Pourquoi il ne faut pas traiter le social seul

La crise actuelle déploie impitoyablement son cortège de chômage et de misère. Pauvreté et dénuement ne sont toutefois pas des apparitions récentes mais le quotidien des pays non-occidentaux, autant qu’elles sont structurelles au Nord. La crainte nouvelle est de voir se disloquer les sociétés sous le poids trop fort de l’inemploi et une subséquente diminution de la croissance sur laquelle repose tout le système capitaliste. Suivant cette logique, ceux qui luttent pour plus de justice sociale défendent l’emploi malgré tout : « touche pas à mon job » arborait comme slogan des travailleurs d’Opel Anvers manifestant contre la fermeture de « leur » usine. De l’autre côté, experts du GIEC et autres militants sonnent l’alarme : la pollution atmosphérique est à son comble, et il est déjà trop tard pour contrer les effets de ce qui a déjà été fait. Mais pas pour inverser la balance : diminuer drastiquement les transports polluants comme la voiture et l’avion est une obligation si l’on veut invertir la tendance ((La paralysie récente des avions due à l’irruption volcanique illustre parfaitement nos propos, qui voient dans notre système un totalitarisme socio-économico-idéologique qui nous a aliéné des capacités d’infléchissement)) ; « L’occident s’est drogué au transport motorisé : il représente 90% du déplacement de passagers. En France, de 1973 à 2004, le parc de voitures a plus que doublé, passant de 14,3 à 29,9 millions de véhicules, pour une croissance de 14% de la population ((« Pour se libérer de la voiture et de l’avion », L’Atlas du Monde Diplomatique)). Selon l’OMS, le transport motorisé serait un « drame sanitaire de premier plan » comptabilisant 3.000 morts par jour, dont 90% dans les pays pauvres ; il est exclusif et nocif socialement, en outre d’être responsable de 21% des émissions globales de CO2 ((Ibid.)).

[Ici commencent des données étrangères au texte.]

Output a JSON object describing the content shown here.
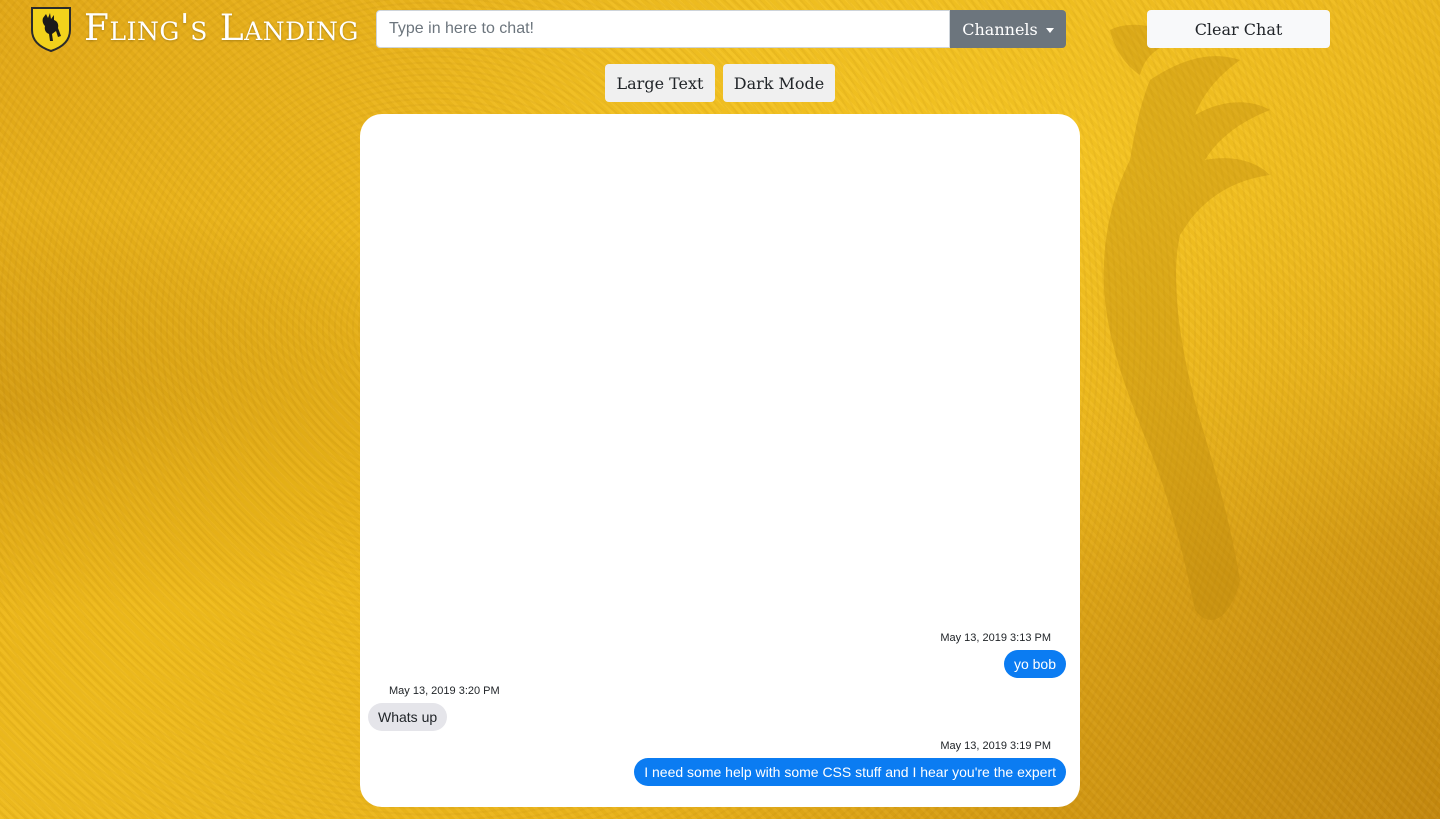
{
  "header": {
    "brand": "Fling's Landing",
    "chat_placeholder": "Type in here to chat!",
    "channels_label": "Channels",
    "clear_label": "Clear Chat"
  },
  "options": {
    "large_text_label": "Large Text",
    "dark_mode_label": "Dark Mode"
  },
  "messages": [
    {
      "timestamp": "May 13, 2019 3:13 PM",
      "text": "yo bob",
      "direction": "sent"
    },
    {
      "timestamp": "May 13, 2019 3:20 PM",
      "text": "Whats up",
      "direction": "received"
    },
    {
      "timestamp": "May 13, 2019 3:19 PM",
      "text": "I need some help with some CSS stuff and I hear you're the expert",
      "direction": "sent"
    }
  ],
  "colors": {
    "sent_bubble": "#0b7cf2",
    "received_bubble": "#e5e5ea",
    "background": "#e9b21a",
    "channels_button": "#6c757d"
  },
  "icons": {
    "logo": "stag-shield-icon",
    "channels_toggle": "caret-down-icon"
  }
}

On se bat donc d’un côté, pour assurer en définitive la pérennité d’un mode de vie polluant de l’autre : « les travailleurs et leurs organisations, c’est-à-dire le « travail marchandise », ne sont co-responsables de ce pillage et de cette destruction que dans la mesure où ils défendent l’emploi à tout prix dans le contexte existant et combattent dans ce but tout ce qui diminue dans l’immédiat la croissance économique et la rentabilité financière des investissements ((Gorz, A., Ecologica, Editions Galilée, Paris, 2008 , p. 138)) ». On choisit la lutte pour un emploi qui élude également la question de sa valeur, de l’enrichissement qualitatif qu’il confère, du sens qu’il a encore dans une vie. Certes, il offrira un certain pouvoir d’achat qui ajouté à un certain endettement permettront d’acheter des biens de consommation provisoires, comme une voiture qui permettra de se rendre en travail en voiture, et accessoirement de réaliser quelques city-trips en avion, qui nous feront vite dépasser une empreinte écologique soutenable.

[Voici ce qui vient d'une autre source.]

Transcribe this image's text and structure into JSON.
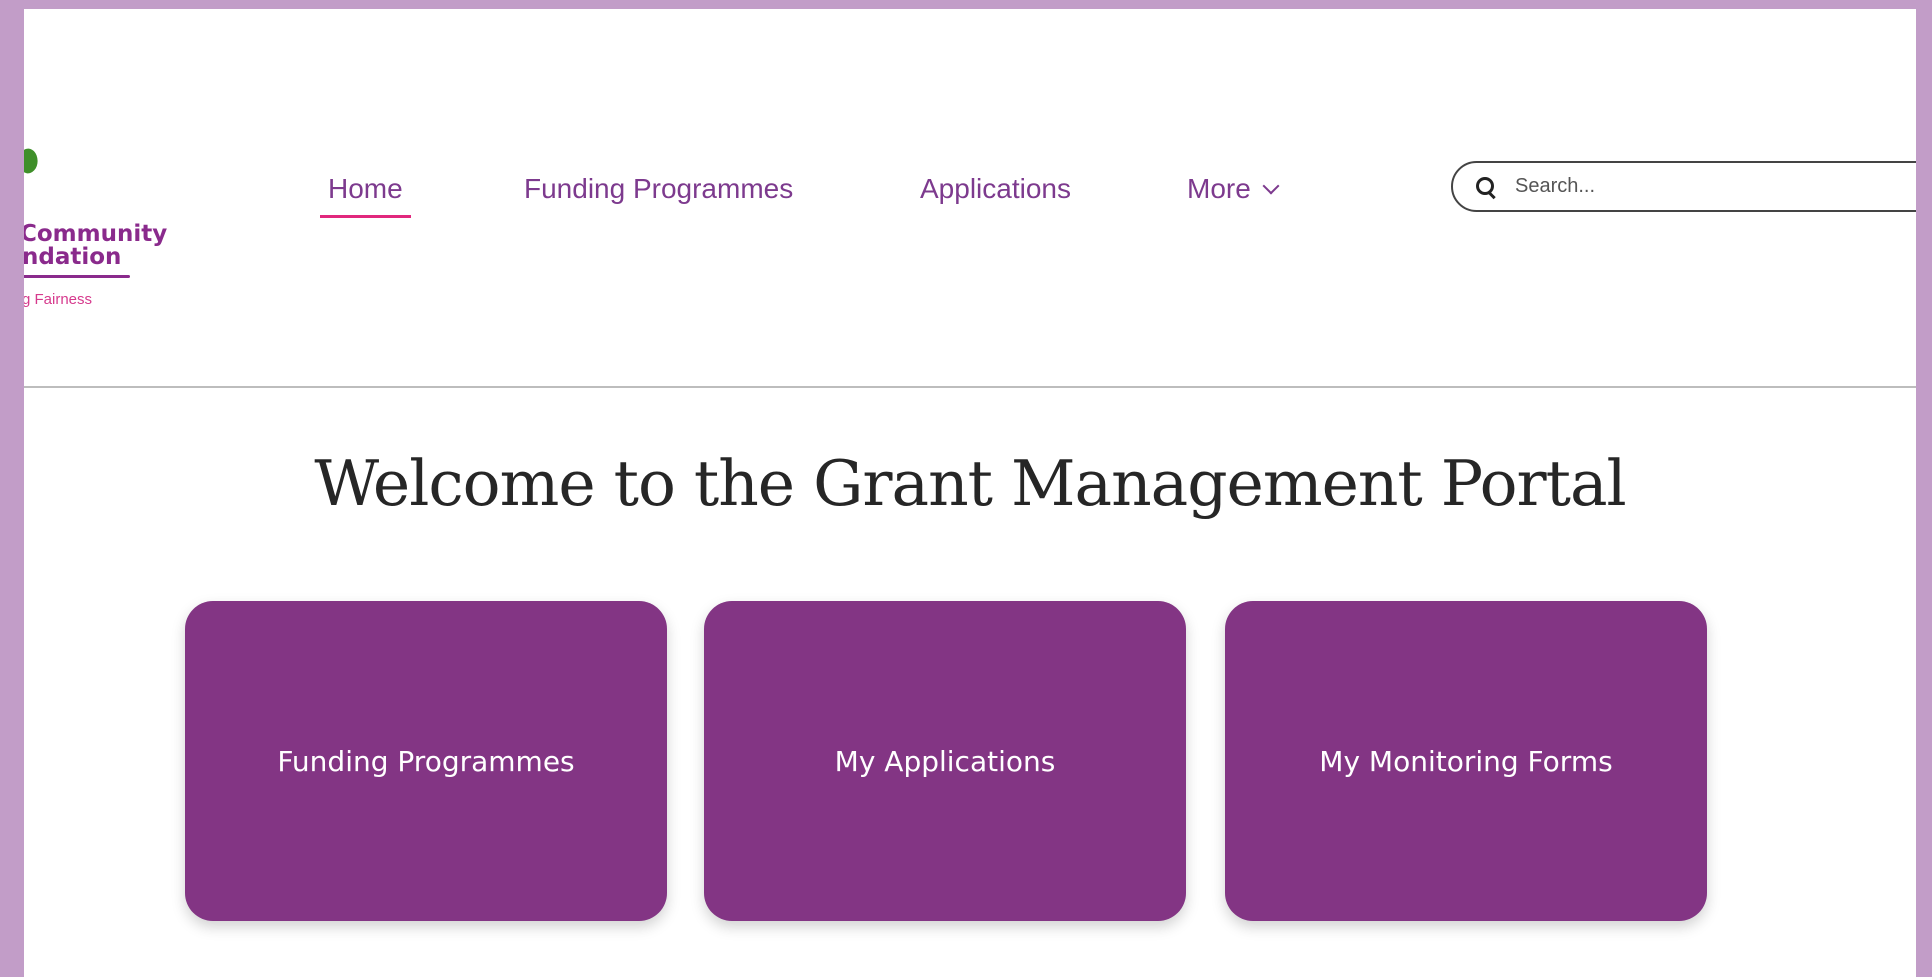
{
  "logo": {
    "line1": "Community",
    "line2": "ndation",
    "tagline": "g Fairness"
  },
  "nav": {
    "items": [
      {
        "label": "Home",
        "active": true
      },
      {
        "label": "Funding Programmes",
        "active": false
      },
      {
        "label": "Applications",
        "active": false
      },
      {
        "label": "More",
        "active": false
      }
    ]
  },
  "search": {
    "placeholder": "Search..."
  },
  "main": {
    "heading": "Welcome to the Grant Management Portal",
    "cards": [
      {
        "label": "Funding Programmes"
      },
      {
        "label": "My Applications"
      },
      {
        "label": "My Monitoring Forms"
      }
    ]
  },
  "colors": {
    "frame": "#c29dc8",
    "brand_purple": "#833584",
    "nav_text": "#7d3a8e",
    "active_underline": "#e1287d",
    "logo_leaf": "#3f8f2a",
    "logo_tagline": "#d63a8d"
  },
  "icons": {
    "search": "search-icon",
    "more": "chevron-down-icon",
    "logo_leaf": "leaf-icon"
  }
}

Le social sans l’écologique confirmera ainsi un cycle de croissance surproduction/surconsommation rendu possible par l’exploitation de la force de travail et des ressources planétaires ; le social sans l’écologique sera en toute logique destructeur pour l’environnement, et donc en définitive et à plus ou moins court terme pour l’homme, mais il aura dans une chaîne causale peu perceptible des effets contraires à ce qu’il voulait combattre. C’est-à-dire qu’au lieu de défendre l’homme il concourra à son hétéronomie en occultant l’exploitation inhérente au travail rémunéré dans un système capitaliste, et en dégradant l’environnement indispensable à son espèce.

Pourquoi il ne faut pas traiter l’écologique sans le social

Vague pour le climat, développement durable, journée des gros pulls… pléthore de mesures fleurissent dans nos sociétés occidentales, toujours respectueuses de la sacro-sainte liberté individuelle et donc dépendant de la bonne volonté. Unifier tous les hommes dans un même combat pour la survie a ceci qu’il transcende les différences de classes, et donc les inégales responsabilités dans la dégradation de l’environnement. C’est essentiellement les classes nanties qui polluent (grandes habitations, déplacements fréquents, consommation plus importante…) ; mais c’est aussi eux qui pourront le mieux se protéger de cette dégradation environnementale dont ils sont les plus grands responsables : en achetant ‘Bio’, en vivant dans des lieux plus sains et plus verts, en construisant passif, en compensant leurs pollutions… et pourront faire face aux mesures gouvernementales qui se jouent de cette indistinction : la taxe carbone sur les émissions de CO2 ne modifiera que peu leur niveau de vie, là où elle risque de peser lourdement sur les autres personnes.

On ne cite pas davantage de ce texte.